Officials reported that Badran, a prominent scientist and former minister, had begun consultations to form a cabinet, which is expected to be announced today or tomorrow. The new lineup will see the departure of Foreign Minister Hani Mulki, who had reportedly irritated colleagues at the Algiers summit, and his replacement by veteran diplomat Faruq Kassrawi, officials said.
Former Planning Minister Bassam Awadallah, who resigned in February, is due to return to the government and be entrusted with the finance ministry, they said. Outgoing Deputy Prime Minister Marwan Moasher, a career diplomat and former foreign minister, was, meanwhile, appointed by the king as minister of the royal court in charge of political affairs, a senior official said.
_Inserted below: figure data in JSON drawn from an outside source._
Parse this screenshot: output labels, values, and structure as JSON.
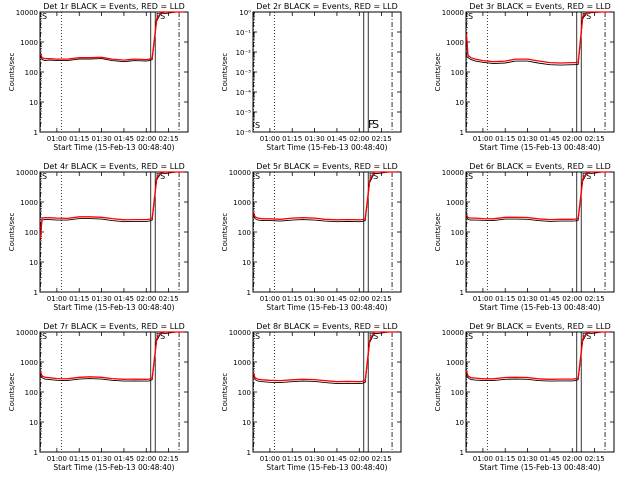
{
  "figure": {
    "x_ticks": [
      "01:00",
      "01:15",
      "01:30",
      "01:45",
      "02:00",
      "02:15"
    ],
    "y_ticks_default": [
      "1",
      "10",
      "100",
      "1000",
      "10000"
    ],
    "y_ticks_log_small": [
      "10⁰",
      "10⁻¹",
      "10⁻²",
      "10⁻³",
      "10⁻⁴",
      "10⁻⁵",
      "10⁻⁶"
    ],
    "colors": {
      "events": "#000000",
      "lld": "#ff0000",
      "background": "#ffffff"
    }
  },
  "chart_data": [
    {
      "type": "line",
      "title": "Det 1r BLACK = Events, RED = LLD",
      "xlabel": "Start Time (15-Feb-13 00:48:40)",
      "ylabel": "Counts/sec",
      "yscale": "log",
      "ylim": [
        1,
        10000
      ],
      "xlim": [
        "00:48:40",
        "02:28"
      ],
      "markers": {
        "F": "02:08",
        "S": "02:11"
      },
      "series": [
        {
          "name": "Events",
          "color": "#000000",
          "x": [
            "00:49",
            "00:50",
            "00:52",
            "00:55",
            "01:00",
            "01:07",
            "01:15",
            "01:22",
            "01:30",
            "01:37",
            "01:45",
            "01:52",
            "02:00",
            "02:02",
            "02:04",
            "02:07",
            "02:10",
            "02:13",
            "02:20",
            "02:25"
          ],
          "y": [
            350,
            260,
            240,
            250,
            240,
            240,
            270,
            270,
            280,
            240,
            220,
            240,
            230,
            240,
            260,
            5000,
            9500,
            9000,
            10000,
            10000
          ]
        },
        {
          "name": "LLD",
          "color": "#ff0000",
          "x": [
            "00:49",
            "00:50",
            "00:52",
            "00:55",
            "01:00",
            "01:07",
            "01:15",
            "01:22",
            "01:30",
            "01:37",
            "01:45",
            "01:52",
            "02:00",
            "02:02",
            "02:04",
            "02:07",
            "02:10",
            "02:13",
            "02:20",
            "02:25"
          ],
          "y": [
            420,
            300,
            280,
            280,
            270,
            270,
            300,
            300,
            310,
            270,
            250,
            270,
            260,
            270,
            300,
            5800,
            10000,
            10000,
            10000,
            10000
          ]
        }
      ]
    },
    {
      "type": "line",
      "title": "Det 2r BLACK = Events, RED = LLD",
      "xlabel": "Start Time (15-Feb-13 00:48:40)",
      "ylabel": "Counts/sec",
      "yscale": "log",
      "ylim": [
        1e-06,
        1
      ],
      "xlim": [
        "00:48:40",
        "02:28"
      ],
      "markers": {
        "F": "02:08",
        "S": "02:11"
      },
      "series": []
    },
    {
      "type": "line",
      "title": "Det 3r BLACK = Events, RED = LLD",
      "xlabel": "Start Time (15-Feb-13 00:48:40)",
      "ylabel": "Counts/sec",
      "yscale": "log",
      "ylim": [
        1,
        10000
      ],
      "xlim": [
        "00:48:40",
        "02:28"
      ],
      "markers": {
        "F": "02:08",
        "S": "02:11"
      },
      "series": [
        {
          "name": "Events",
          "color": "#000000",
          "x": [
            "00:49",
            "00:50",
            "00:52",
            "00:55",
            "01:00",
            "01:07",
            "01:15",
            "01:22",
            "01:30",
            "01:37",
            "01:45",
            "01:52",
            "02:00",
            "02:02",
            "02:04",
            "02:07",
            "02:10",
            "02:13",
            "02:20",
            "02:25"
          ],
          "y": [
            1600,
            300,
            260,
            230,
            210,
            190,
            200,
            230,
            230,
            200,
            175,
            170,
            175,
            175,
            180,
            6000,
            9800,
            9500,
            10000,
            10000
          ]
        },
        {
          "name": "LLD",
          "color": "#ff0000",
          "x": [
            "00:49",
            "00:50",
            "00:52",
            "00:55",
            "01:00",
            "01:07",
            "01:15",
            "01:22",
            "01:30",
            "01:37",
            "01:45",
            "01:52",
            "02:00",
            "02:02",
            "02:04",
            "02:07",
            "02:10",
            "02:13",
            "02:20",
            "02:25"
          ],
          "y": [
            1800,
            360,
            300,
            270,
            240,
            220,
            230,
            270,
            270,
            235,
            205,
            200,
            205,
            205,
            210,
            7000,
            10000,
            10000,
            10000,
            10000
          ]
        }
      ]
    },
    {
      "type": "line",
      "title": "Det 4r BLACK = Events, RED = LLD",
      "xlabel": "Start Time (15-Feb-13 00:48:40)",
      "ylabel": "Counts/sec",
      "yscale": "log",
      "ylim": [
        1,
        10000
      ],
      "xlim": [
        "00:48:40",
        "02:28"
      ],
      "markers": {
        "F": "02:08",
        "S": "02:11"
      },
      "series": [
        {
          "name": "Events",
          "color": "#000000",
          "x": [
            "00:49",
            "00:50",
            "00:52",
            "00:55",
            "01:00",
            "01:07",
            "01:15",
            "01:22",
            "01:30",
            "01:37",
            "01:45",
            "01:52",
            "02:00",
            "02:02",
            "02:04",
            "02:07",
            "02:10",
            "02:13",
            "02:20",
            "02:25"
          ],
          "y": [
            60,
            250,
            260,
            260,
            250,
            250,
            280,
            280,
            270,
            240,
            220,
            225,
            225,
            230,
            250,
            5500,
            9500,
            9000,
            10000,
            10000
          ]
        },
        {
          "name": "LLD",
          "color": "#ff0000",
          "x": [
            "00:49",
            "00:50",
            "00:52",
            "00:55",
            "01:00",
            "01:07",
            "01:15",
            "01:22",
            "01:30",
            "01:37",
            "01:45",
            "01:52",
            "02:00",
            "02:02",
            "02:04",
            "02:07",
            "02:10",
            "02:13",
            "02:20",
            "02:25"
          ],
          "y": [
            60,
            290,
            300,
            300,
            290,
            285,
            320,
            320,
            310,
            280,
            255,
            260,
            260,
            265,
            290,
            6200,
            10000,
            10000,
            10000,
            10000
          ]
        }
      ]
    },
    {
      "type": "line",
      "title": "Det 5r BLACK = Events, RED = LLD",
      "xlabel": "Start Time (15-Feb-13 00:48:40)",
      "ylabel": "Counts/sec",
      "yscale": "log",
      "ylim": [
        1,
        10000
      ],
      "xlim": [
        "00:48:40",
        "02:28"
      ],
      "markers": {
        "F": "02:08",
        "S": "02:11"
      },
      "series": [
        {
          "name": "Events",
          "color": "#000000",
          "x": [
            "00:49",
            "00:50",
            "00:52",
            "00:55",
            "01:00",
            "01:07",
            "01:15",
            "01:22",
            "01:30",
            "01:37",
            "01:45",
            "01:52",
            "02:00",
            "02:02",
            "02:04",
            "02:07",
            "02:10",
            "02:13",
            "02:20",
            "02:25"
          ],
          "y": [
            400,
            280,
            250,
            240,
            240,
            230,
            250,
            260,
            250,
            230,
            220,
            225,
            220,
            225,
            240,
            4500,
            9000,
            9000,
            10000,
            10000
          ]
        },
        {
          "name": "LLD",
          "color": "#ff0000",
          "x": [
            "00:49",
            "00:50",
            "00:52",
            "00:55",
            "01:00",
            "01:07",
            "01:15",
            "01:22",
            "01:30",
            "01:37",
            "01:45",
            "01:52",
            "02:00",
            "02:02",
            "02:04",
            "02:07",
            "02:10",
            "02:13",
            "02:20",
            "02:25"
          ],
          "y": [
            460,
            320,
            290,
            275,
            275,
            265,
            290,
            300,
            290,
            265,
            255,
            260,
            255,
            260,
            280,
            5200,
            10000,
            10000,
            10000,
            10000
          ]
        }
      ]
    },
    {
      "type": "line",
      "title": "Det 6r BLACK = Events, RED = LLD",
      "xlabel": "Start Time (15-Feb-13 00:48:40)",
      "ylabel": "Counts/sec",
      "yscale": "log",
      "ylim": [
        1,
        10000
      ],
      "xlim": [
        "00:48:40",
        "02:28"
      ],
      "markers": {
        "F": "02:08",
        "S": "02:11"
      },
      "series": [
        {
          "name": "Events",
          "color": "#000000",
          "x": [
            "00:49",
            "00:50",
            "00:52",
            "00:55",
            "01:00",
            "01:07",
            "01:15",
            "01:22",
            "01:30",
            "01:37",
            "01:45",
            "01:52",
            "02:00",
            "02:02",
            "02:04",
            "02:07",
            "02:10",
            "02:13",
            "02:20",
            "02:25"
          ],
          "y": [
            320,
            260,
            250,
            250,
            245,
            240,
            270,
            270,
            265,
            240,
            225,
            230,
            230,
            235,
            250,
            5000,
            9500,
            9000,
            10000,
            10000
          ]
        },
        {
          "name": "LLD",
          "color": "#ff0000",
          "x": [
            "00:49",
            "00:50",
            "00:52",
            "00:55",
            "01:00",
            "01:07",
            "01:15",
            "01:22",
            "01:30",
            "01:37",
            "01:45",
            "01:52",
            "02:00",
            "02:02",
            "02:04",
            "02:07",
            "02:10",
            "02:13",
            "02:20",
            "02:25"
          ],
          "y": [
            370,
            300,
            290,
            290,
            280,
            275,
            310,
            310,
            305,
            275,
            260,
            265,
            265,
            270,
            290,
            5800,
            10000,
            10000,
            10000,
            10000
          ]
        }
      ]
    },
    {
      "type": "line",
      "title": "Det 7r BLACK = Events, RED = LLD",
      "xlabel": "Start Time (15-Feb-13 00:48:40)",
      "ylabel": "Counts/sec",
      "yscale": "log",
      "ylim": [
        1,
        10000
      ],
      "xlim": [
        "00:48:40",
        "02:28"
      ],
      "markers": {
        "F": "02:08",
        "S": "02:11"
      },
      "series": [
        {
          "name": "Events",
          "color": "#000000",
          "x": [
            "00:49",
            "00:50",
            "00:52",
            "00:55",
            "01:00",
            "01:07",
            "01:15",
            "01:22",
            "01:30",
            "01:37",
            "01:45",
            "01:52",
            "02:00",
            "02:02",
            "02:04",
            "02:07",
            "02:10",
            "02:13",
            "02:20",
            "02:25"
          ],
          "y": [
            420,
            300,
            270,
            260,
            245,
            240,
            270,
            280,
            270,
            245,
            230,
            235,
            230,
            235,
            260,
            5200,
            9500,
            9000,
            10000,
            10000
          ]
        },
        {
          "name": "LLD",
          "color": "#ff0000",
          "x": [
            "00:49",
            "00:50",
            "00:52",
            "00:55",
            "01:00",
            "01:07",
            "01:15",
            "01:22",
            "01:30",
            "01:37",
            "01:45",
            "01:52",
            "02:00",
            "02:02",
            "02:04",
            "02:07",
            "02:10",
            "02:13",
            "02:20",
            "02:25"
          ],
          "y": [
            480,
            345,
            310,
            300,
            280,
            275,
            310,
            320,
            310,
            280,
            265,
            270,
            265,
            270,
            300,
            6000,
            10000,
            10000,
            10000,
            10000
          ]
        }
      ]
    },
    {
      "type": "line",
      "title": "Det 8r BLACK = Events, RED = LLD",
      "xlabel": "Start Time (15-Feb-13 00:48:40)",
      "ylabel": "Counts/sec",
      "yscale": "log",
      "ylim": [
        1,
        10000
      ],
      "xlim": [
        "00:48:40",
        "02:28"
      ],
      "markers": {
        "F": "02:08",
        "S": "02:11"
      },
      "series": [
        {
          "name": "Events",
          "color": "#000000",
          "x": [
            "00:49",
            "00:50",
            "00:52",
            "00:55",
            "01:00",
            "01:07",
            "01:15",
            "01:22",
            "01:30",
            "01:37",
            "01:45",
            "01:52",
            "02:00",
            "02:02",
            "02:04",
            "02:07",
            "02:10",
            "02:13",
            "02:20",
            "02:25"
          ],
          "y": [
            380,
            260,
            230,
            220,
            210,
            205,
            220,
            230,
            225,
            205,
            190,
            195,
            190,
            195,
            210,
            4500,
            9000,
            9000,
            10000,
            10000
          ]
        },
        {
          "name": "LLD",
          "color": "#ff0000",
          "x": [
            "00:49",
            "00:50",
            "00:52",
            "00:55",
            "01:00",
            "01:07",
            "01:15",
            "01:22",
            "01:30",
            "01:37",
            "01:45",
            "01:52",
            "02:00",
            "02:02",
            "02:04",
            "02:07",
            "02:10",
            "02:13",
            "02:20",
            "02:25"
          ],
          "y": [
            440,
            300,
            265,
            255,
            245,
            240,
            255,
            265,
            260,
            240,
            220,
            225,
            220,
            225,
            245,
            5200,
            10000,
            10000,
            10000,
            10000
          ]
        }
      ]
    },
    {
      "type": "line",
      "title": "Det 9r BLACK = Events, RED = LLD",
      "xlabel": "Start Time (15-Feb-13 00:48:40)",
      "ylabel": "Counts/sec",
      "yscale": "log",
      "ylim": [
        1,
        10000
      ],
      "xlim": [
        "00:48:40",
        "02:28"
      ],
      "markers": {
        "F": "02:08",
        "S": "02:11"
      },
      "series": [
        {
          "name": "Events",
          "color": "#000000",
          "x": [
            "00:49",
            "00:50",
            "00:52",
            "00:55",
            "01:00",
            "01:07",
            "01:15",
            "01:22",
            "01:30",
            "01:37",
            "01:45",
            "01:52",
            "02:00",
            "02:02",
            "02:04",
            "02:07",
            "02:10",
            "02:13",
            "02:20",
            "02:25"
          ],
          "y": [
            430,
            300,
            260,
            250,
            240,
            240,
            265,
            270,
            265,
            240,
            230,
            235,
            235,
            240,
            260,
            5000,
            9500,
            9000,
            10000,
            10000
          ]
        },
        {
          "name": "LLD",
          "color": "#ff0000",
          "x": [
            "00:49",
            "00:50",
            "00:52",
            "00:55",
            "01:00",
            "01:07",
            "01:15",
            "01:22",
            "01:30",
            "01:37",
            "01:45",
            "01:52",
            "02:00",
            "02:02",
            "02:04",
            "02:07",
            "02:10",
            "02:13",
            "02:20",
            "02:25"
          ],
          "y": [
            500,
            345,
            300,
            290,
            275,
            275,
            305,
            310,
            305,
            275,
            265,
            270,
            270,
            275,
            300,
            5800,
            10000,
            10000,
            10000,
            10000
          ]
        }
      ]
    }
  ]
}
Fayez was named chief of the royal court in charge of administrative affairs, the source said.
Badran, who served as agriculture and education ministers in the late 1980s, will quit his post as president of the private Philadelphia University to become prime minister. He will follow in the path of his brother, Mudar Badran, who was prime minister of Jordan on several occasions under the reign of the late King Hussein. Badran’s name was short-listed as a possible candidate to replace Federico Mayor as director general of UNESCO in 2000.
Fayez was dismissed after mounting public criticism by parliamentarians and senior officials over the government’s poor performance since it took office in October 2003. Jordan’s mainstream Islamists, strident opponents of Israel and of the US-led occupation of Iraq, have also called on the government to quit, saying it had failed to deliver greater political liberalization. They said that the arrest of leading critics in recent months was the latest phase in a suppression of civil liberties since a landmark peace accord with Israel in 1994.